Sun systems were extremely popular in corporate Silicon Valley in the 1990s. VCs would push the more expensive systems onto their well-funded start-ups. Here's a big check, do what the other well-funded start-ups are doing and buy Sun. More cost effective Apache systems were very widely being used by start-ups on tighter budgets. But even Yahoo for example scaled itself on Apache, as did Geocities.
Can confirm. The dot-com era startups I was involved with all had Oracle DB on Sun hardware. Apache was common. Java was somewhat common if you could deal with its slowness. C++ was common if you could deal with memory problems or needed more speed / efficiency than Java.
The VCs I talked to said it was a business decision. They had money to invest, so startups could afford to buy soft & hard-ware that had gone through a QA cycle or two. The VCs figured the exit strategy for most of their startups would be via acquisition, possibly by another startup so they wanted to have a standard environment to make integrating companies tech stacks easier. Or at least less distracting.

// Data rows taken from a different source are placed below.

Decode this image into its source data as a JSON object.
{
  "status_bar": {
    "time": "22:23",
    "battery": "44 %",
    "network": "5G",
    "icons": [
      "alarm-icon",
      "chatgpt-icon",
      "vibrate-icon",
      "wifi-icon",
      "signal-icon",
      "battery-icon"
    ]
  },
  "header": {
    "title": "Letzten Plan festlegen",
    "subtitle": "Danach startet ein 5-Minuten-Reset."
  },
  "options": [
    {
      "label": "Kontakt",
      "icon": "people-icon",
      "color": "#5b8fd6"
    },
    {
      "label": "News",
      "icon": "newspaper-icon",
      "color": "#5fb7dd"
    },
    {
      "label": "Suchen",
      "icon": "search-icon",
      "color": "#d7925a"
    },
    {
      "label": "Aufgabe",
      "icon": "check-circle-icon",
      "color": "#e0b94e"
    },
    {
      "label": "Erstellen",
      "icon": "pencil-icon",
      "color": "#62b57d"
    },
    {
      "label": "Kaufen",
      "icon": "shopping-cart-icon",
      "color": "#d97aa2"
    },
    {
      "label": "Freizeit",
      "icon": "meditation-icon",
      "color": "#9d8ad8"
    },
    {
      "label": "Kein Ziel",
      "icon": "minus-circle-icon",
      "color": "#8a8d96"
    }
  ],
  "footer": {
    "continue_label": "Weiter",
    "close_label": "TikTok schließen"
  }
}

I have this vague memory of Yahoo! execs complaining about Viaweb / Yahoo! Store being written in Lisp and management freaking out that they couldn't hire enough Lisp people fast enough. Or at least that's the story that was going around the valley. (Isn't Paul Graham around here somewhere? Or someone who could point to a canonical reference where he talks about Viaweb getting acquired by Yahoo!?)